The ceramics from this layer appear to form a closed group with no appreciable earlier residual or later intrusive material. Sixteen items were catalogued from this group.
Pottery originated from both Byzantine and early Islamic period bowls, jars with Diagnostic among wavy combing, an omphalos base of the eighth-century type noted at Pella, a red-painted jar and a tall, plain-necked jar.

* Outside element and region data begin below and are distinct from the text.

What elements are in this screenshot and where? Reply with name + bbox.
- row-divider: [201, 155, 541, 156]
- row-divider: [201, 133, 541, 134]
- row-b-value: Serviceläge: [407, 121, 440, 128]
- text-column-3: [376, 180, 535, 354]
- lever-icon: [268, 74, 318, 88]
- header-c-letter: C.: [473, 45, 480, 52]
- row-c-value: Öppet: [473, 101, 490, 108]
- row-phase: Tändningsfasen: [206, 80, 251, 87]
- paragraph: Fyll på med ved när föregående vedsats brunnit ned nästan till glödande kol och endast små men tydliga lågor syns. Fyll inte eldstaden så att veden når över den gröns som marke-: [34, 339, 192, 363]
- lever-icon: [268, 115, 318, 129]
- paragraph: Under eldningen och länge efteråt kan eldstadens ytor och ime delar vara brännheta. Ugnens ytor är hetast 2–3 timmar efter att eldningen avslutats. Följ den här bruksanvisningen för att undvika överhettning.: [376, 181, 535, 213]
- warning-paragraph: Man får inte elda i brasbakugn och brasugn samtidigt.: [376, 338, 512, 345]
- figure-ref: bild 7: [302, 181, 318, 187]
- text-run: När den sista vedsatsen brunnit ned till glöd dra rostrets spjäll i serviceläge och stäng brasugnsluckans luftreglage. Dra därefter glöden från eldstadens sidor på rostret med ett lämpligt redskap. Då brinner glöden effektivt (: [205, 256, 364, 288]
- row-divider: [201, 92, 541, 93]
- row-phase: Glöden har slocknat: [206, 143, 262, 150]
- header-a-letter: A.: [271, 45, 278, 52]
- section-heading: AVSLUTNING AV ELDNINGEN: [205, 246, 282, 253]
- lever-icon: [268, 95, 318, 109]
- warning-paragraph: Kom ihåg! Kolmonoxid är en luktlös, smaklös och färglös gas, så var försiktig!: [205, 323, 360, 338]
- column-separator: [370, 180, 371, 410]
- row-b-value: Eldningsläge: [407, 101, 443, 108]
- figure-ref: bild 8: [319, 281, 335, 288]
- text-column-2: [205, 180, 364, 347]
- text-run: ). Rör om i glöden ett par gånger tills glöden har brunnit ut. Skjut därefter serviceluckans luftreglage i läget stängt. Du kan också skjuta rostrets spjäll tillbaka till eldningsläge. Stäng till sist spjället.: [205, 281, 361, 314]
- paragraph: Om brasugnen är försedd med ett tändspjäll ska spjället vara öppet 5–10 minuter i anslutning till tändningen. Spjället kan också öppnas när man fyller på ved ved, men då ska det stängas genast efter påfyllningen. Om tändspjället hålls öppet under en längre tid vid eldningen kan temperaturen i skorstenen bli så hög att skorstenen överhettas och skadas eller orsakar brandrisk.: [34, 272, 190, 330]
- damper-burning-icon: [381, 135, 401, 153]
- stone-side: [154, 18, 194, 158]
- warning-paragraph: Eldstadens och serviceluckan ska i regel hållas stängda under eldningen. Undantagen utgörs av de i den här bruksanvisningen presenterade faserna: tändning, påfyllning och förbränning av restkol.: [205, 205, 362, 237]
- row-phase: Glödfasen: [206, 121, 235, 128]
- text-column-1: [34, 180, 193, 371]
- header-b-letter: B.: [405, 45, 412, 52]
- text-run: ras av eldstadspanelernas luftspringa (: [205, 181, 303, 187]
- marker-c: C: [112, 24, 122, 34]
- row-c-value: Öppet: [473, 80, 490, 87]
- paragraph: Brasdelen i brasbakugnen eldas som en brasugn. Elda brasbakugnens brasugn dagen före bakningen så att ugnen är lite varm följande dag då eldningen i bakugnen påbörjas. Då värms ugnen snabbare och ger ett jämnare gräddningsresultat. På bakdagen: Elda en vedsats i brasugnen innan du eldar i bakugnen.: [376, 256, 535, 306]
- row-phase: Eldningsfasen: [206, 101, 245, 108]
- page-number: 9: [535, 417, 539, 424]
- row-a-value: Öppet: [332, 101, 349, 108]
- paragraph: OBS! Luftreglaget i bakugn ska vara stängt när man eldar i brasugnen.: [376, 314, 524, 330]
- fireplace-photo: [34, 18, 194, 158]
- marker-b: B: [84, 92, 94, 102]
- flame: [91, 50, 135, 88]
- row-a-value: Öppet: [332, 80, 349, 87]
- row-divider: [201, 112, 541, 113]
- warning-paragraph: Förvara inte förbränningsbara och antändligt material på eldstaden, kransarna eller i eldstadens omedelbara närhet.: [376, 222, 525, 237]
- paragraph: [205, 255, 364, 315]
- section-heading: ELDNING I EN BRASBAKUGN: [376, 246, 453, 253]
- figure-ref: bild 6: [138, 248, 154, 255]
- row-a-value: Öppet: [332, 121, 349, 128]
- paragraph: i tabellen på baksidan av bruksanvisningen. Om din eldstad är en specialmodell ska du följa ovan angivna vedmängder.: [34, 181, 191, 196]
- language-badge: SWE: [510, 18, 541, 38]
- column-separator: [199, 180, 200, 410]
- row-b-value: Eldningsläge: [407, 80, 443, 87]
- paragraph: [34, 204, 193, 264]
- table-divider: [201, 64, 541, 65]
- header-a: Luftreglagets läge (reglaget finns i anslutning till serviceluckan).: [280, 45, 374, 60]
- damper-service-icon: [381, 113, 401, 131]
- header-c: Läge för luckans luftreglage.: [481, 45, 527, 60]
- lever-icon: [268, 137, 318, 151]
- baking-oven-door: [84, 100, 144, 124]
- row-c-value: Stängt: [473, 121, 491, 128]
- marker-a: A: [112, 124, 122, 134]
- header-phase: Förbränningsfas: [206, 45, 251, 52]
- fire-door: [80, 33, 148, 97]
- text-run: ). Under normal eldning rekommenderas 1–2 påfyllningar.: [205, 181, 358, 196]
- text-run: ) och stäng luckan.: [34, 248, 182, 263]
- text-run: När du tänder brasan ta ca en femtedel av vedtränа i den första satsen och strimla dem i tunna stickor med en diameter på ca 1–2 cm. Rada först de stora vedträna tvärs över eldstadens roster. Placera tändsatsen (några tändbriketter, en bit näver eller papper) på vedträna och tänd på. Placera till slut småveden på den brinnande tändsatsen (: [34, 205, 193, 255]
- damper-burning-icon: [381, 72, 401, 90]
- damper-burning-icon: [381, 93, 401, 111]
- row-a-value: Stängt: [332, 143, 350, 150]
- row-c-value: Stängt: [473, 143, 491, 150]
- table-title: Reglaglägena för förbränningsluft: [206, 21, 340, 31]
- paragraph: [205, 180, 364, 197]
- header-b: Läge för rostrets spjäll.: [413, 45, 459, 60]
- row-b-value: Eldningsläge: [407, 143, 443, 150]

"The pottery, while occasionally fired to metallic hardness, is generally on the soft side, while both -oxidised and reduced exterior surfaces are represented in the corpus. Further technical study of the ceramic groupings from Gharandal would be worthwhile, as demonstrated by the petrographic analysis of coarse wares[cooking vessels, lids, jugs, amphorae and storage jars] from fifth- to eighth-century contexts at Dayr'Ain 'Abata", where a Greek archaeologist Konstantinos Politis has worked for decades,
The study of the Dayr 'Ain 'Abata pottery has defined ten petrographic groupings, correlating well with the ceramic typology and proving petrographically consistent with the local geology, Grey underlined, noting that imported 'exotics' were also successfully isolated and a similar scenario may be developed for Gharandal' Byzantine and early to middle Islamic-period pottery.